Conseguimos un bus amarillo de colegio, sólo nos faltaba chofer. Como era de esperarse, no había nadie disponible para ser capitán en nuestra última travesía. La lista de los tripulantes ascendía a sesenta y tres. Los primos ya pensaban que querían llevar para comer, el menor no había podido dormir pensando que quería emborracharse en la última hilera de asientos, con doce años sería sin duda una hazaña, lástima que no trascendería por ella. La mañana del miércoles, previendo que el jueves partíamos a las seis a oscuras, el tío más ingenuo tomó aire, calló a todos, carajeó al sobrino de doce años y comunicó a la manada que él manejaría el bus, a pesar de que solamente hubiera manejado dos veces y encima un automático.
Nos estaba costando conciliar el sueño por las declaraciones del tío cuando en nuestra última madrugada hasta que recibimos la llamada de Gálvez, el taxista de confianza, hablaba entre sollozos, su esposa y su hijo no sé que, no supo explicar, pero parece que fue por la ola de violencia desatada esos últimos días que habían muerto. Dijo que nos tenía mucho cariño y que a pocas horas de por fin el fin, quería ir con nosotros y que manejaría con mucho gusto. Más calmados entonces, logramos cabecear un rato.

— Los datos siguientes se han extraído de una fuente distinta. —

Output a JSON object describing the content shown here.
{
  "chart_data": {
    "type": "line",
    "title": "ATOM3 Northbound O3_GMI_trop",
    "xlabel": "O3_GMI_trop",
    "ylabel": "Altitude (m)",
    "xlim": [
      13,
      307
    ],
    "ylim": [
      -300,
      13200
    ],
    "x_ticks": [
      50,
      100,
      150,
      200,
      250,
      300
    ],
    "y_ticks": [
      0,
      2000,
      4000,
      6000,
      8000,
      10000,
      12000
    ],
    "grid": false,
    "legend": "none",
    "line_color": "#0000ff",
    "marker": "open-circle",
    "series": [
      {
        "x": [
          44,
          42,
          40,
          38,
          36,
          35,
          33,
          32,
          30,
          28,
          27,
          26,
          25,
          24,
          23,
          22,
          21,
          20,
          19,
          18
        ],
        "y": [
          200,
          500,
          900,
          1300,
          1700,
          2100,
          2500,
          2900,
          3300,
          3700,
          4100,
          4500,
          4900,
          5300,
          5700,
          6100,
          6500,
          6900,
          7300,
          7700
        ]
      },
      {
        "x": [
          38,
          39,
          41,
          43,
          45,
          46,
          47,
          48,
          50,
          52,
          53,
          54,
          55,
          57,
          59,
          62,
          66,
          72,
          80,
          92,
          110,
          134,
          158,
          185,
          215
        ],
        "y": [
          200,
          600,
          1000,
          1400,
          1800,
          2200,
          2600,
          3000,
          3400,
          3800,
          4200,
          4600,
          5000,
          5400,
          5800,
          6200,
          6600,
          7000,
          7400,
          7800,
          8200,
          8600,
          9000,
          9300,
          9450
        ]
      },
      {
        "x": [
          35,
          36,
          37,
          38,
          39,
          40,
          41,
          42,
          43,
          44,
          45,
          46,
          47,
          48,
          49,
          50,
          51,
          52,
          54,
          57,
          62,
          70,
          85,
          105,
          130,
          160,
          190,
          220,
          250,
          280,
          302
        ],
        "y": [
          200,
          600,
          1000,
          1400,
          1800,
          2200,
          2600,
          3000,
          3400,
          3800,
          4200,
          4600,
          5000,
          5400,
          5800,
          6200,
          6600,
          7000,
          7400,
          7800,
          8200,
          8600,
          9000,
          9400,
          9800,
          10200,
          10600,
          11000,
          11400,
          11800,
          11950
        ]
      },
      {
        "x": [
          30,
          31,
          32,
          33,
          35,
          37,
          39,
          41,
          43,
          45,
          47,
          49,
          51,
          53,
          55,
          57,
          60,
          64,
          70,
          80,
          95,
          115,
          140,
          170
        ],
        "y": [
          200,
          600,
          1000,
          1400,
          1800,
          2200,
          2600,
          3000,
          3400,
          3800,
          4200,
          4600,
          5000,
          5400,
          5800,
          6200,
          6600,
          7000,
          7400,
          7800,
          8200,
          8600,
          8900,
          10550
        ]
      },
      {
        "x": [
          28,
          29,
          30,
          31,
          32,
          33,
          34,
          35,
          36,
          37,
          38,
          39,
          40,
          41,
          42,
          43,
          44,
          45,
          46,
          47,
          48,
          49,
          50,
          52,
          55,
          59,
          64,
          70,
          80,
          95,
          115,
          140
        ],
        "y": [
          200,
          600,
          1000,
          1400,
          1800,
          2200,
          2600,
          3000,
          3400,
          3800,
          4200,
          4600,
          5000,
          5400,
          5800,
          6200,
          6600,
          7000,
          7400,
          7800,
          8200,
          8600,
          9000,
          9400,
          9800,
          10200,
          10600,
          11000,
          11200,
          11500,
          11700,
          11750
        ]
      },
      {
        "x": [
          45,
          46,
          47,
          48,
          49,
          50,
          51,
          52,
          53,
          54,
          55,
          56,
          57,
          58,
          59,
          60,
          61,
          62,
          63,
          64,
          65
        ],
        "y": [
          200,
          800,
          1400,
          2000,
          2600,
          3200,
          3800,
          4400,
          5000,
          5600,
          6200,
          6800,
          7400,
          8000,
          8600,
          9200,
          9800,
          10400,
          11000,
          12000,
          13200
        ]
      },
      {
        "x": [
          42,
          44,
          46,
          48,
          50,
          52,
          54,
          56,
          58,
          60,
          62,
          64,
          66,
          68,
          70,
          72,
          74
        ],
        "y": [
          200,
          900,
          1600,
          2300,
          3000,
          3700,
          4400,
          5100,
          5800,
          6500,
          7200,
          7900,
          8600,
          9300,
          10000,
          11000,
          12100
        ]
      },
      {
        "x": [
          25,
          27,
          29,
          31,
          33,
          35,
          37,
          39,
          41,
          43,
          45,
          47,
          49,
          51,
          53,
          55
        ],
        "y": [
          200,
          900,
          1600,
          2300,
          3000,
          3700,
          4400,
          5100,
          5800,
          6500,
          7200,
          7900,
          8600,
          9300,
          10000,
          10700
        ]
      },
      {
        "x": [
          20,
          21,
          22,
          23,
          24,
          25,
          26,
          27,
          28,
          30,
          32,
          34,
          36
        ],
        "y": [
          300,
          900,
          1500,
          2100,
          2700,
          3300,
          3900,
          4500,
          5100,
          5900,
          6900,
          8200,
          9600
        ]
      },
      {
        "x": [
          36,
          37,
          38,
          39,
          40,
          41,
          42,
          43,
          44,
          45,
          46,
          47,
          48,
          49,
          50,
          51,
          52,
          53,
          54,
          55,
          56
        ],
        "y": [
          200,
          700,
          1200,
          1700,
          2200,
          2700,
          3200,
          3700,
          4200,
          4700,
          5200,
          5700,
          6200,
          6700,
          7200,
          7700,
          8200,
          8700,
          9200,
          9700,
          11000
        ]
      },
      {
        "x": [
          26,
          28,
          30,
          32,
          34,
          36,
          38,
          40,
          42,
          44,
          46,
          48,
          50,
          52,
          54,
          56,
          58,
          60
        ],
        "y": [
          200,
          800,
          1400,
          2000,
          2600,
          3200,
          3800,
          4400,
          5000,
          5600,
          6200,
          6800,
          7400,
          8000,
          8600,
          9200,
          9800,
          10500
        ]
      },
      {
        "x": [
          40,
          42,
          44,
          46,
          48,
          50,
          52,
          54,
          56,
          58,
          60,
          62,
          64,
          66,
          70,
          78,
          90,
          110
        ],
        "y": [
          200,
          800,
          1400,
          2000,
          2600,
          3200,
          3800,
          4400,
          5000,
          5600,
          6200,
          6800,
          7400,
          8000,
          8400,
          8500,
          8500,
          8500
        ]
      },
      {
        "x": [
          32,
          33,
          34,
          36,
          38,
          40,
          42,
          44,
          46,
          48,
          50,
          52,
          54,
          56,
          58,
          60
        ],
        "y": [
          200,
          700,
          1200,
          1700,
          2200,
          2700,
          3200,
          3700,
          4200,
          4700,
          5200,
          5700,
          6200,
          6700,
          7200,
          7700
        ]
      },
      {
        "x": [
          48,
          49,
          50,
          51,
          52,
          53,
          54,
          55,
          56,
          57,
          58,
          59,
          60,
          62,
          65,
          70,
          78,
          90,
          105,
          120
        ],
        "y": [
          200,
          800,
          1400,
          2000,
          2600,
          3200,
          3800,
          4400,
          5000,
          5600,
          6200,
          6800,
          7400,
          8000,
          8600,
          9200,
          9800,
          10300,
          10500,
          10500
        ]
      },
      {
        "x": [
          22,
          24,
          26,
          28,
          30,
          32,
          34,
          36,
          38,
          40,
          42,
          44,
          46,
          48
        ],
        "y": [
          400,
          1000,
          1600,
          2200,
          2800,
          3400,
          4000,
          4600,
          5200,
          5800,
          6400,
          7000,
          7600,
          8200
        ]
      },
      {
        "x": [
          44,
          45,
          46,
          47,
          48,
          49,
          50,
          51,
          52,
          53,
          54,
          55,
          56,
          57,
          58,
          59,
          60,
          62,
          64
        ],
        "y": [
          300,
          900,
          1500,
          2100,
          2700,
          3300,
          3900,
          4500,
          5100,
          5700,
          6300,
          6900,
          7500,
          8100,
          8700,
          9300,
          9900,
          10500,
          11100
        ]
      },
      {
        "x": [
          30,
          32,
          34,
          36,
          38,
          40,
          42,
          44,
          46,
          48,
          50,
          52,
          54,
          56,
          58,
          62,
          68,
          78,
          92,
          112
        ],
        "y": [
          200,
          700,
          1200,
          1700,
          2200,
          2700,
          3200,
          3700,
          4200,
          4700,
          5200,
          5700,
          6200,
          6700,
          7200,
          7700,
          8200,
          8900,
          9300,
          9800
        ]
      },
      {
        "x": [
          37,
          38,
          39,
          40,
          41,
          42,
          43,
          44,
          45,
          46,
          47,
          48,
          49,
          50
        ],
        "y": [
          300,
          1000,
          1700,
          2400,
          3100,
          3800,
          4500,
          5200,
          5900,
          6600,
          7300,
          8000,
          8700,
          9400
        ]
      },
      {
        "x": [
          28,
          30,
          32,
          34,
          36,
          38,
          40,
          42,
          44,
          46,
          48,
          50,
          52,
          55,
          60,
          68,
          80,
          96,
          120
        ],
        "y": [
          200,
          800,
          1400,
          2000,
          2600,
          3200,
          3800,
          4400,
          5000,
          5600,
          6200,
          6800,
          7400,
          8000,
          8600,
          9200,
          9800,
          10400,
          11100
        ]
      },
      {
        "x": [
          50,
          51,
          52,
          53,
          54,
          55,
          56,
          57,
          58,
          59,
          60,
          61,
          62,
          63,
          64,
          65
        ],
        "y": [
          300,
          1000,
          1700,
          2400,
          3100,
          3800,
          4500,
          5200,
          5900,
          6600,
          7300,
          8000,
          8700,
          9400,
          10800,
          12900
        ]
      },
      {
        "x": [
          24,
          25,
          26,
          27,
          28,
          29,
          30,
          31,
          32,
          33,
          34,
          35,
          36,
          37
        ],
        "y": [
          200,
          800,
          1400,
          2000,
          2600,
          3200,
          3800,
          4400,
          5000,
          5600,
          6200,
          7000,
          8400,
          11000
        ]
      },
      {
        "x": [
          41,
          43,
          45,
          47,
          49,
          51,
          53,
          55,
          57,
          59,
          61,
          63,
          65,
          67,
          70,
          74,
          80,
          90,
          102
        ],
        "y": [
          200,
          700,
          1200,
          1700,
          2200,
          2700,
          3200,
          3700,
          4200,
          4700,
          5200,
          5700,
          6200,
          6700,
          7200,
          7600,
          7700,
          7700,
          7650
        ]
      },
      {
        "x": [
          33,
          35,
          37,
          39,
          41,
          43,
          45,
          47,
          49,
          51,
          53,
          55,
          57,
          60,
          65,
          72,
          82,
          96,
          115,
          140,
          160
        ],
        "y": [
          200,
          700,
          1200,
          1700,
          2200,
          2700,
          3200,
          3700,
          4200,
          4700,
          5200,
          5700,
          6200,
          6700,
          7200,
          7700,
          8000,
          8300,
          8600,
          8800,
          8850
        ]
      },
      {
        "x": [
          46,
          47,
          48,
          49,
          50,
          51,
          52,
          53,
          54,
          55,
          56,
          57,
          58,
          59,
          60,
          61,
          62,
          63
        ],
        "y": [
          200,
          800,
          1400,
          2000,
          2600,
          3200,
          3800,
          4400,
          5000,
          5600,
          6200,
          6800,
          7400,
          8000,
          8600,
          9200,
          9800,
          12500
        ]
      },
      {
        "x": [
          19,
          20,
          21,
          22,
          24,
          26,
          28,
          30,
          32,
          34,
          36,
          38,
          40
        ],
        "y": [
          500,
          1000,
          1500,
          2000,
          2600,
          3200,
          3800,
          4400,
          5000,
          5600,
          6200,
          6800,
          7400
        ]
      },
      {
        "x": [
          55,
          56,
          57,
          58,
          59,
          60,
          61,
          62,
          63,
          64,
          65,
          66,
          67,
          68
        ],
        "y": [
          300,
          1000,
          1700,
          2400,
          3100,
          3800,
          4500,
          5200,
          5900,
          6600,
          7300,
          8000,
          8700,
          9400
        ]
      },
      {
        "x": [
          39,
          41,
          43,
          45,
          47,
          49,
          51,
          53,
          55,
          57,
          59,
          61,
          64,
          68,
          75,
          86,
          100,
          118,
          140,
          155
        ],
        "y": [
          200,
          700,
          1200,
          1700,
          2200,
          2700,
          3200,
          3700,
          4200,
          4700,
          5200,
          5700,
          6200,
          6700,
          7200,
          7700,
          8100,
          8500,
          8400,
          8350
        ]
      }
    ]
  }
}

Era sin duda el mejor domingo, estábamos completos. Los chicos atrás, los abuelos y tías abuelas al medio y los mayores adelante. Salimos seis y cuarto porque nos demoramos en subir las cosas. Gálvez tomó las avenidas principales, con su Tico sí podía tomar atajos. En la calle, haciendo cola en la puerta de un hotel de mala muerte estaban unos niños de no más de quince. Mi primo de doce también contempló la figura y sonrió pensando, “las putas también tienen familia”. Había otros buses en la autopista, había tráfico, digno de un último día. Para contrarrestar el mal rato, mi primo mago empezó con las desapariciones y juegos de mano más rápido que la vista. Yo sé que sus cartas tienen algo, pero ni por estar en esta situación le pienso preguntar cuál es el truco. Por la radio unos comentaristas improvisados narran el partido de fútbol. Justo acaba de terminar; ganamos uno a cero, con gol de Fano. Los hinchas habían llevado once cruces, hubiera sido lamentable que Perú no sea campeón mundial por una vez en toda la historia. La tía Olga ha venido a la parte trasera y empieza a contar los chistes de antaño, los primeros que escuché y conté, con resultados positivos. Nos convida a cada primo una hamburguesa con pedacitos de zanahoria, yo que no comía esto hace diez años tal vez, la saboreo y sin tragar le sonrío a la tía más excéntrica y graciosa que he tenido. Mi madrina se acerca a donde mi tía Jesús, la tía abuela gorda, la queridísima, yo todavía la quiero. Mi madrina se recuesta en su hombro y empieza a llorar, la besa mucho, lo gordita se durmió. Ahora mis padres, mis abuelos, los tíos también se le acercan, se turnan para besarla, los primos ríen y menos mal no se dan cuenta que la gorda ya se murió. Nadie dice nada, así es mejor. Ya estamos en la carretera central, nadie cobra peaje, somos libres. Es hora de cantar, los tíos retroceden y empezamos a capela “Mariposa Tecknicolor”, los menores no se la saben. Aprovecho el fin de la canción para ir y abrazar con fuerza al viejo, cómo cuando me fui a Arequipa por casi un mes y a mi madre veinticinco besos por los años que dice tener. He venido tantas veces que ya sé cual es el camino, ya estamos cerca. Me acerco al lado de Gálvez, lo saludo, le doy el pésame. El horizonte prácticamente se ha desvanecido, una neblina espesa sobresale, el fin de la pista empieza a divisarse. Me vuelvo a todos y no me quejo.